Mary Daly, the newest voting member at the Federal Reserve, signaled Oct. 16 that she would favor the Fed's path of gradually hiking interest rates to ensure the economy grows at a sustainable pace.
In her first remarks since becoming president of the Federal Reserve Bank of San Francisco, Daly said her monetary policy outlook has been consistent with the U.S. central bank's gradual interest rate increases.
The Fed raised its benchmark federal funds rate again in September, its eighth rate hike since it began tightening policy in December 2015.
"It's like you put a toe in the water, and then you see how many ripples it makes in the economy," she said at an event at Wellesley College. "Does it get the impact that you hoped for? Does it slow the economy in the way you hoped for so we can get a soft landing to this sustainable pace? ... And then you put another toe in the water, another rate increase, and then you watch again."

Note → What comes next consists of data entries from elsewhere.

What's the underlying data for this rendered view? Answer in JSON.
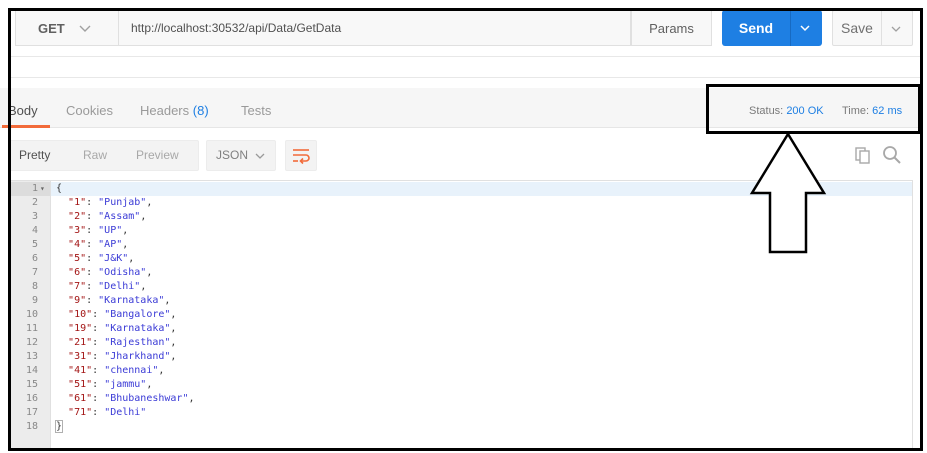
{
  "request": {
    "method": "GET",
    "url": "http://localhost:30532/api/Data/GetData",
    "params_label": "Params",
    "send_label": "Send",
    "save_label": "Save"
  },
  "tabs": {
    "body": "Body",
    "cookies": "Cookies",
    "headers": "Headers",
    "headers_count": "(8)",
    "tests": "Tests"
  },
  "status": {
    "status_label": "Status:",
    "status_value": "200 OK",
    "time_label": "Time:",
    "time_value": "62 ms"
  },
  "format": {
    "pretty": "Pretty",
    "raw": "Raw",
    "preview": "Preview",
    "language": "JSON"
  },
  "response_lines": [
    {
      "num": "1",
      "open": "{"
    },
    {
      "num": "2",
      "key": "\"1\"",
      "value": "\"Punjab\"",
      "comma": ","
    },
    {
      "num": "3",
      "key": "\"2\"",
      "value": "\"Assam\"",
      "comma": ","
    },
    {
      "num": "4",
      "key": "\"3\"",
      "value": "\"UP\"",
      "comma": ","
    },
    {
      "num": "5",
      "key": "\"4\"",
      "value": "\"AP\"",
      "comma": ","
    },
    {
      "num": "6",
      "key": "\"5\"",
      "value": "\"J&K\"",
      "comma": ","
    },
    {
      "num": "7",
      "key": "\"6\"",
      "value": "\"Odisha\"",
      "comma": ","
    },
    {
      "num": "8",
      "key": "\"7\"",
      "value": "\"Delhi\"",
      "comma": ","
    },
    {
      "num": "9",
      "key": "\"9\"",
      "value": "\"Karnataka\"",
      "comma": ","
    },
    {
      "num": "10",
      "key": "\"10\"",
      "value": "\"Bangalore\"",
      "comma": ","
    },
    {
      "num": "11",
      "key": "\"19\"",
      "value": "\"Karnataka\"",
      "comma": ","
    },
    {
      "num": "12",
      "key": "\"21\"",
      "value": "\"Rajesthan\"",
      "comma": ","
    },
    {
      "num": "13",
      "key": "\"31\"",
      "value": "\"Jharkhand\"",
      "comma": ","
    },
    {
      "num": "14",
      "key": "\"41\"",
      "value": "\"chennai\"",
      "comma": ","
    },
    {
      "num": "15",
      "key": "\"51\"",
      "value": "\"jammu\"",
      "comma": ","
    },
    {
      "num": "16",
      "key": "\"61\"",
      "value": "\"Bhubaneshwar\"",
      "comma": ","
    },
    {
      "num": "17",
      "key": "\"71\"",
      "value": "\"Delhi\"",
      "comma": ""
    },
    {
      "num": "18",
      "close": "}"
    }
  ],
  "icons": {
    "method_dropdown": "chevron-down-icon",
    "send_dropdown": "chevron-down-icon",
    "save_dropdown": "chevron-down-icon",
    "wrap": "wrap-lines-icon",
    "copy": "copy-icon",
    "search": "search-icon",
    "fold": "fold-caret-icon",
    "annotation": "up-arrow-icon"
  },
  "colors": {
    "accent_blue": "#1e7fe3",
    "tab_underline": "#f26b3a",
    "json_key": "#a31515",
    "json_value": "#3b3bd6"
  }
}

Daly will vote at the next Federal Open Market Committee meetings in November and December. She said, though, that she would not share her votes ahead of time because she thinks the best approach to policymaking is to collect all relevant information until the decision day.
"There's no reason to be premature about what to think because it's not here yet," she said.
She also outlined two-sided risks the Fed faces at this point in the economic expansion: whether keeping rates too low might spur unhealthy inflation increases and whether hiking rates too quickly might prevent some from benefiting from a stronger labor market. Fed Chairman Jerome Powell highlighted those two risks in his speech at the Kansas City Fed's annual Jackson Hole conference this year.
Daly spoke shortly after President Donald Trump took another shot at the Fed for its rate hikes, telling FOX Business that his "biggest threat is the Fed" because it is "raising rates too fast, and it's too independent."
Asked about Trump's recent criticisms, Daly highlighted research showing the importance of countries having an independent central bank.
"The way that I think about this is, we're doing our jobs, we continue to make interest rate policy that we think is appropriate for the economy," she said. "And that is what we do. You just keep going back and doing your job."